Ilustrasi olahan daging babi. (IDN Times/Ayu Afria)
Mardiana mengungkapkan, Bali sudah mandiri memenuhi kebutuhan daging babi sejak puluhan tahun yang lalu. Bali tidak pernah mengimpor daging maupun produk olahan babi dari luar wilayah. Begitu pula untuk urusan lalulintas ternak babi di wilayah Bali. Justru yang ada malah daging, olahan, hingga ternak babi dari Bali diekspor ke luar wilayah.
Angka ekspor Bali tersebut semakin meningkat tatkala ada serangan ASF di Sumatra Utara. Meski belum diketahui pasti angkanya, namun daging dan produk olahan babi dari Bali kini menjadi rujukan beberapa wilayah Indonesia, yang membutuhkan produk ini untuk konsumsi.

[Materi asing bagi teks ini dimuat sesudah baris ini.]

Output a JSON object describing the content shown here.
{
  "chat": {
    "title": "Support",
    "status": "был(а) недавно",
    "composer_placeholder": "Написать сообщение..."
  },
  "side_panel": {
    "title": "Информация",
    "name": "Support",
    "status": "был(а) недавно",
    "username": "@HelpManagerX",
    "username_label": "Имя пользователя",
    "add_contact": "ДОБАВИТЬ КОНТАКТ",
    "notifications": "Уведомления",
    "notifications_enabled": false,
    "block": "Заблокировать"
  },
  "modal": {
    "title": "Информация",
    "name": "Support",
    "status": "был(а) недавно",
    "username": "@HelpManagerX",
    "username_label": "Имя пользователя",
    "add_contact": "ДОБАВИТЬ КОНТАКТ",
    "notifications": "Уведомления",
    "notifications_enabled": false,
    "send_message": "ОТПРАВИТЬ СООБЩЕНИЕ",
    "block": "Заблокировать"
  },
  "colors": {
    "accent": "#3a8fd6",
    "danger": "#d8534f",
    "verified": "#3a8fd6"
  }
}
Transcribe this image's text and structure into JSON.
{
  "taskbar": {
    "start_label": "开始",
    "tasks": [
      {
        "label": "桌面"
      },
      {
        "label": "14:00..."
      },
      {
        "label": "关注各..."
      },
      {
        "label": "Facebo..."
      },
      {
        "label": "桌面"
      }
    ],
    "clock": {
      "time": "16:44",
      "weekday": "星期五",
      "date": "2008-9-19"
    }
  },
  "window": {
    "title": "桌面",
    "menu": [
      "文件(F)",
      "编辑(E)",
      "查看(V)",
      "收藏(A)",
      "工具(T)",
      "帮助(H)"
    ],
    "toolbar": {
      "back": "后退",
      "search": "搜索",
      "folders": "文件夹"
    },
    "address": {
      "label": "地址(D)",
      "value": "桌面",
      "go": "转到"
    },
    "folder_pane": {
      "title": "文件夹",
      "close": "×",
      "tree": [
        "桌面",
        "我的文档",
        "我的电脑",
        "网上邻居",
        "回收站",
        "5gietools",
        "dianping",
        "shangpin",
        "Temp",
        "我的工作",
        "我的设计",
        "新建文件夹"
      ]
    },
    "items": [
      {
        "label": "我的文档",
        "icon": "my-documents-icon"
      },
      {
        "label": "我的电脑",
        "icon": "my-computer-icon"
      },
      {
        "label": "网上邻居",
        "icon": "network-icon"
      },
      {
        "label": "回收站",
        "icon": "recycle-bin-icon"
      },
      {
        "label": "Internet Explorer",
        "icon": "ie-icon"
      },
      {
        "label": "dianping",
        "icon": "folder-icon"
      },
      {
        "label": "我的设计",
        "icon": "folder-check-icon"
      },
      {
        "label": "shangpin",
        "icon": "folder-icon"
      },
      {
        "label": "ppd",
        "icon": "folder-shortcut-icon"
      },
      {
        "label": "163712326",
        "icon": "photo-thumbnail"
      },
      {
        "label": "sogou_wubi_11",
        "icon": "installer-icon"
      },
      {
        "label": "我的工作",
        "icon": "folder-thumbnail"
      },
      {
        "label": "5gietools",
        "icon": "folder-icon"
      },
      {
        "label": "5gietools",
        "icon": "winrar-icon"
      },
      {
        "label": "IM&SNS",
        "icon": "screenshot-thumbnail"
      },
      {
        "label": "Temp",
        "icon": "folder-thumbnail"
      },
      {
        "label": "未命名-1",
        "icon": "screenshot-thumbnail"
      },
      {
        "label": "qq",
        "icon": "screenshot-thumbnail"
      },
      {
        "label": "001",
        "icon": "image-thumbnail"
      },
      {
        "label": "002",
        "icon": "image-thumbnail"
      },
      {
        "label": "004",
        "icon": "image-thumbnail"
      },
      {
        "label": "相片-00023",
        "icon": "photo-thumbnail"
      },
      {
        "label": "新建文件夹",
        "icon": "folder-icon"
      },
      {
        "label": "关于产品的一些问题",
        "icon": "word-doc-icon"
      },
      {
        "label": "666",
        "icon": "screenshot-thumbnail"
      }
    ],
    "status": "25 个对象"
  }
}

Bali sendiri masuk dalam daftar empat wilayah terbesar di Indonesia dengan populasi babi tertinggi. Yaitu Sumatara Utara, Bali, Nusa Tenggara Timur (NTT) dan Sulawesi Utara.
Lumpuhnya peternakan babi di Sumatra Utara akibat ASF dan Hog Cholera, kini memposisikan Bali sebagai rujukan untuk produk daging babi skala nasional. Apalagi ada nilai surplus daging babi hingga 400 ton.
“Sudah swadaya. Artinya surplus 400 ton itu, pengolahan sudah, konsumsi masyarakat lokal sudah, kebutuhan upacara sudah. Nah itu. Ini target kami yang penting bagaimana ke depan para pengusaha kita mengisi kekosongan di DKI (Daerah Khusus Ibu Kota)," ungkapnya.
Aliran surplus daging babi dari Bali juga dikirim ke Solo, Freeport dan Singapura. Baik berupa babi hidup, daging, olahan sosis, daging asap, dendeng maupun lainnya.